“Whether the weather be cold or whether the weather be hot, we’ll be together whatever the weather, whether we like it or not.”
NW is a USC senior who went to high school in San Diego. She was a member of her high school’s theater production. Before going on stage, the cast would perform this tongue twister as a “little good luck thing” to do together. To NW, it gave “the same energy as a huddle… I don’t think it was an actual good tongue twister. It was just for fun.” It was a dynamic performance; they would start off in a whisper and spread out, then would grow louder and clump together. It was a “little button” to boost the cast morale amidst skyrocketing nerves.
Especially in the theatre community, tongue twisters can be practical exercises that enable performers to practice their diction and pronunciation, which is crucial for storytelling and communicating a message to the audience from the stage. Beyond its functional implications, this tongue twister has become ritualized in NW’s community. The pre-show routine has been extremely important in boosting the morale of the group and calming down their nerves. Specifically with live performances, there can be a lot of angst and fear of things going wrong; having a stable, consistent routine, such as the recitation of a tongue twister, can bolster focus and channel calmer energy.
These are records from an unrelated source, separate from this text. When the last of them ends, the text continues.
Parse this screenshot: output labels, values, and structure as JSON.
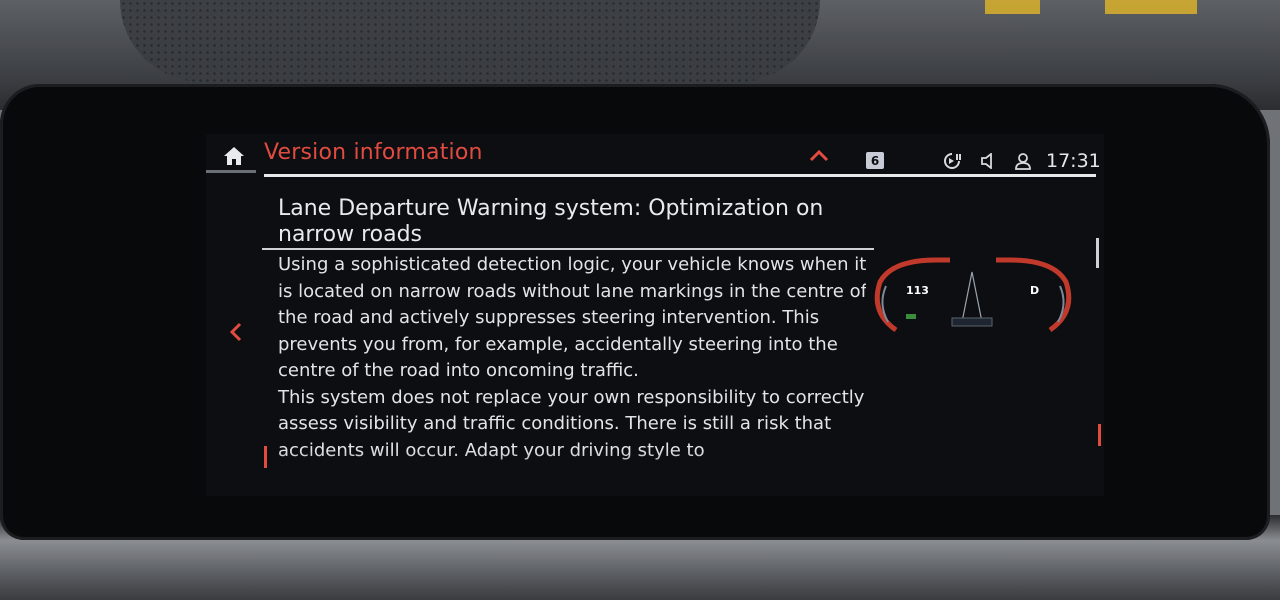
{
  "header": {
    "title": "Version information",
    "badge": "6",
    "clock": "17:31",
    "icons": [
      "home-icon",
      "chevron-up-icon",
      "signal-icon",
      "media-icon",
      "speaker-icon",
      "user-icon"
    ]
  },
  "article": {
    "title": "Lane Departure Warning system: Optimization on narrow roads",
    "paragraphs": [
      "Using a sophisticated detection logic, your vehicle knows when it is located on narrow roads without lane markings in the centre of the road and actively suppresses steering intervention. This prevents you from, for example, accidentally steering into the centre of the road into oncoming traffic.",
      "This system does not replace your own responsibility to correctly assess visibility and traffic conditions. There is still a risk that accidents will occur. Adapt your driving style to"
    ]
  },
  "cluster_preview": {
    "speed": "113",
    "gear": "D"
  },
  "colors": {
    "accent": "#e24b3f",
    "screen_bg": "#0c0e12",
    "text": "#e3e4e6"
  }
}
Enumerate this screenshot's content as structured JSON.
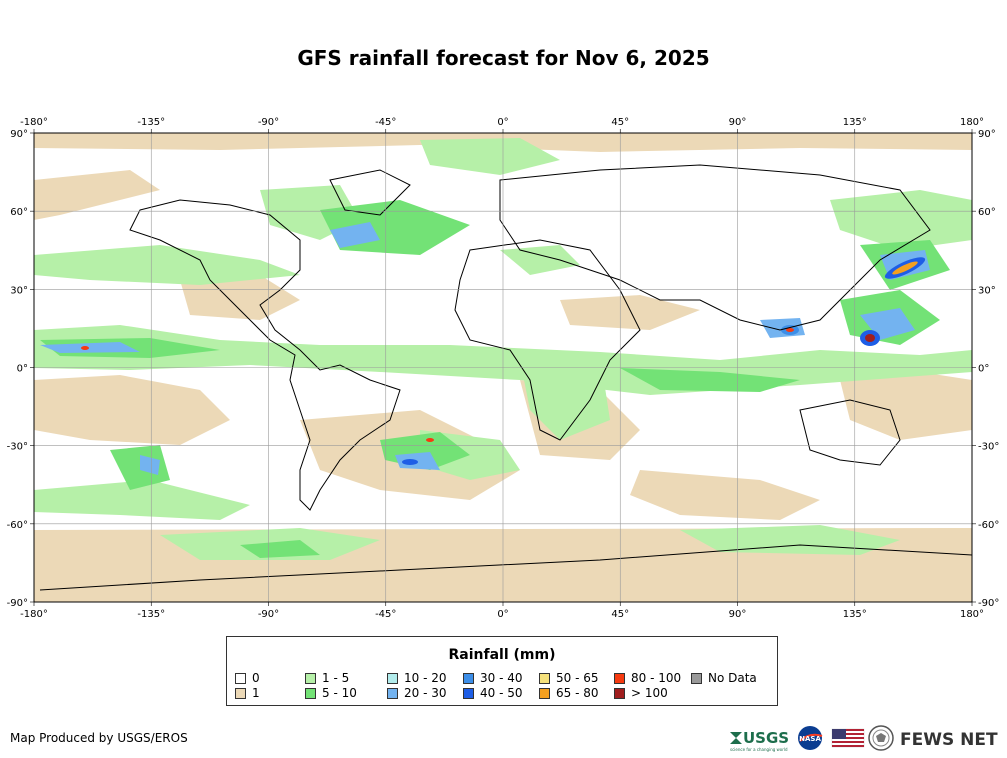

NW mentions that the tongue twister wasn’t even a “good” tongue twister, but it doesn’t change because it’s familiar and effective. Unlike proverbs, tongue twisters often don’t make sense or mean anything in particular, but they are performed out of habit and custom. It’s not necessarily about the content–it’s more about the setting and the people you are sharing this folklore with, which applies to the general essence of occupational folklore. The cast is no longer related just because they’re in the same show, but also because they embrace the customs that come with being a member. There’s no rule dictating what they do before their performance, but the tongue twister has become a tradition that is almost second nature.